Appeal abated where no bond filed. — Where an appellant failed to file a cost bond within 30 days as required by Laws 1917, ch. 43, § 15 (now repealed), the appeal failed or abated. Hubert v. Am.Sur. Co., 1918-NMSC-124, 25 N.M. 131, 177 P. 889.

Motion to dismiss where no cost bond. — Where plaintiff in error has not filed a cost bond within 30 days after suing out writ of error, and the default has not been waived by defendant, the court will grant motion to dismiss. Palmer v. Allen, 1914-NMSC-044, 19 N.M. 175, 141 P. 998 (decided under former law).
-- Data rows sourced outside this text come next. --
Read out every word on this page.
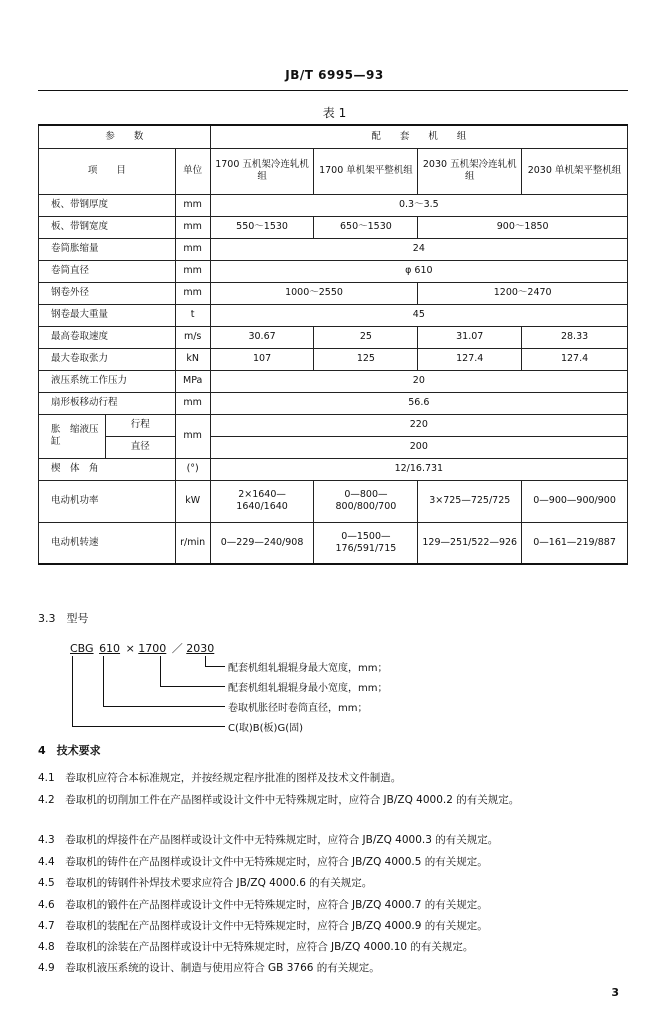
JB/T 6995—93
表 1
参　　数			配　　套　　机　　组			
项　　目		单位	1700 五机架冷连轧机组	1700 单机架平整机组	2030 五机架冷连轧机组	2030 单机架平整机组
板、带钢厚度		mm	0.3～3.5			
板、带钢宽度		mm	550～1530	650～1530	900～1850	
卷筒胀缩量		mm	24			
卷筒直径		mm	φ 610			
钢卷外径		mm	1000～2550		1200～2470	
钢卷最大重量		t	45			
最高卷取速度		m/s	30.67	25	31.07	28.33
最大卷取张力		kN	107	125	127.4	127.4
液压系统工作压力		MPa	20			
扇形板移动行程		mm	56.6			
胀　缩液压缸	行程	mm	220			
	直径		200			
楔　体　角		(°)	12/16.731			
电动机功率		kW	2×1640—1640/1640	0—800—800/800/700	3×725—725/725	0—900—900/900
电动机转速		r/min	0—229—240/908	0—1500—176/591/715	129—251/522—926	0—161—219/887
3.3　型号
CBG 610 × 1700 ／ 2030
配套机组轧辊辊身最大宽度，mm；
配套机组轧辊辊身最小宽度，mm；
卷取机胀径时卷筒直径，mm；
C(取)B(板)G(固)
4　技术要求
4.1　卷取机应符合本标准规定，并按经规定程序批准的图样及技术文件制造。
4.2　卷取机的切削加工件在产品图样或设计文件中无特殊规定时，应符合 JB/ZQ 4000.2 的有关规定。
4.3　卷取机的焊接件在产品图样或设计文件中无特殊规定时，应符合 JB/ZQ 4000.3 的有关规定。
4.4　卷取机的铸件在产品图样或设计文件中无特殊规定时，应符合 JB/ZQ 4000.5 的有关规定。
4.5　卷取机的铸钢件补焊技术要求应符合 JB/ZQ 4000.6 的有关规定。
4.6　卷取机的锻件在产品图样或设计文件中无特殊规定时，应符合 JB/ZQ 4000.7 的有关规定。
4.7　卷取机的装配在产品图样或设计文件中无特殊规定时，应符合 JB/ZQ 4000.9 的有关规定。
4.8　卷取机的涂装在产品图样或设计中无特殊规定时，应符合 JB/ZQ 4000.10 的有关规定。
4.9　卷取机液压系统的设计、制造与使用应符合 GB 3766 的有关规定。
3
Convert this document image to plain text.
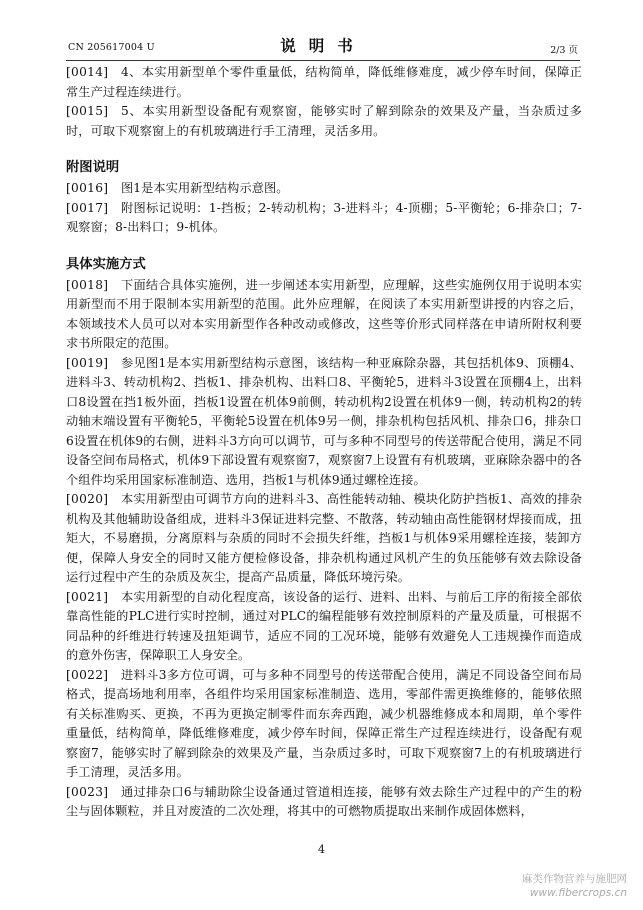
CN 205617004 U	说明书	2/3 页
[0014]	4、本实用新型单个零件重量低，结构简单，降低维修难度，减少停车时间，保障正常生产过程连续进行。
[0015]	5、本实用新型设备配有观察窗，能够实时了解到除杂的效果及产量，当杂质过多时，可取下观察窗上的有机玻璃进行手工清理，灵活多用。
附图说明
[0016]	图1是本实用新型结构示意图。
[0017]	附图标记说明：1-挡板；2-转动机构；3-进料斗；4-顶棚；5-平衡轮；6-排杂口；7-观察窗；8-出料口；9-机体。
具体实施方式
[0018]	下面结合具体实施例，进一步阐述本实用新型，应理解，这些实施例仅用于说明本实用新型而不用于限制本实用新型的范围。此外应理解，在阅读了本实用新型讲授的内容之后，本领域技术人员可以对本实用新型作各种改动或修改，这些等价形式同样落在申请所附权利要求书所限定的范围。
[0019]	参见图1是本实用新型结构示意图，该结构一种亚麻除杂器，其包括机体9、顶棚4、进料斗3、转动机构2、挡板1、排杂机构、出料口8、平衡轮5，进料斗3设置在顶棚4上，出料口8设置在挡1板外面，挡板1设置在机体9前侧，转动机构2设置在机体9一侧，转动机构2的转动轴末端设置有平衡轮5，平衡轮5设置在机体9另一侧，排杂机构包括风机、排杂口6，排杂口6设置在机体9的右侧，进料斗3方向可以调节，可与多种不同型号的传送带配合使用，满足不同设备空间布局格式，机体9下部设置有观察窗7，观察窗7上设置有有机玻璃，亚麻除杂器中的各个组件均采用国家标准制造、选用，挡板1与机体9通过螺栓连接。
[0020]	本实用新型由可调节方向的进料斗3、高性能转动轴、模块化防护挡板1、高效的排杂机构及其他辅助设备组成，进料斗3保证进料完整、不散落，转动轴由高性能钢材焊接而成，扭矩大，不易磨损，分离原料与杂质的同时不会损失纤维，挡板1与机体9采用螺栓连接，装卸方便，保障人身安全的同时又能方便检修设备，排杂机构通过风机产生的负压能够有效去除设备运行过程中产生的杂质及灰尘，提高产品质量，降低环境污染。
[0021]	本实用新型的自动化程度高，该设备的运行、进料、出料、与前后工序的衔接全部依靠高性能的PLC进行实时控制，通过对PLC的编程能够有效控制原料的产量及质量，可根据不同品种的纤维进行转速及扭矩调节，适应不同的工况环境，能够有效避免人工违规操作而造成的意外伤害，保障职工人身安全。
[0022]	进料斗3多方位可调，可与多种不同型号的传送带配合使用，满足不同设备空间布局格式，提高场地利用率，各组件均采用国家标准制造、选用，零部件需更换维修的，能够依照有关标准购买、更换，不再为更换定制零件而东奔西跑，减少机器维修成本和周期，单个零件重量低，结构简单，降低维修难度，减少停车时间，保障正常生产过程连续进行，设备配有观察窗7，能够实时了解到除杂的效果及产量，当杂质过多时，可取下观察窗7上的有机玻璃进行手工清理，灵活多用。
[0023]	通过排杂口6与辅助除尘设备通过管道相连接，能够有效去除生产过程中的产生的粉尘与固体颗粒，并且对废渣的二次处理，将其中的可燃物质提取出来制作成固体燃料，
4
麻类作物营养与施肥网
www.fibercrops.cn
Where neither cost nor supersedeas bond is given, appeal will be dismissed. Rogers v. Herbst, 1919-NMSC-032, 25 N.M. 408, 183 P. 749.

Failure to file bond cannot be cured. — The giving of a bond for costs, where no supersedeas bond was given, was essential to perfect an appeal or writ of error. It would appear in principle that the omission could not be cured by a later compliance with the statute after a motion to dismiss for such failure had been filed. Farmers' Dev. Co. v. Rayado Land & Irrigation Co., 1913-NMSC-055, 18 N.M. 138, 134 P. 216, criticized in Canavan v. Canavan, 1914-NMSC-002, 18 N.M. 468, 138 P. 200 (decided under former law).

Printing transcript not taxable charge. — There is no law compelling the printing of a transcript involving less than $1,000, so that such printing is not a taxable charge. Givens v. Veeder, 1898-NMSC-017, 9 N.M. 405, 54 P. 879 (decided under former law).

Affirmance of judgment on remittitur did not discharge sureties from liability on appeal bond. Orr v. Hopkins, 1884-NMSC-015, 3 N.M. (Gild.) 183, 3 P. 61, aff'd, 124 U.S. 510, 8 S. Ct. 590, 31 L. Ed. 523 (1888) (decided under former law).

Am. Jur. 2d, A.L.R. and C.J.S. references. — 5 Am. Jur. 2d Appellate Review §§ 909, 928.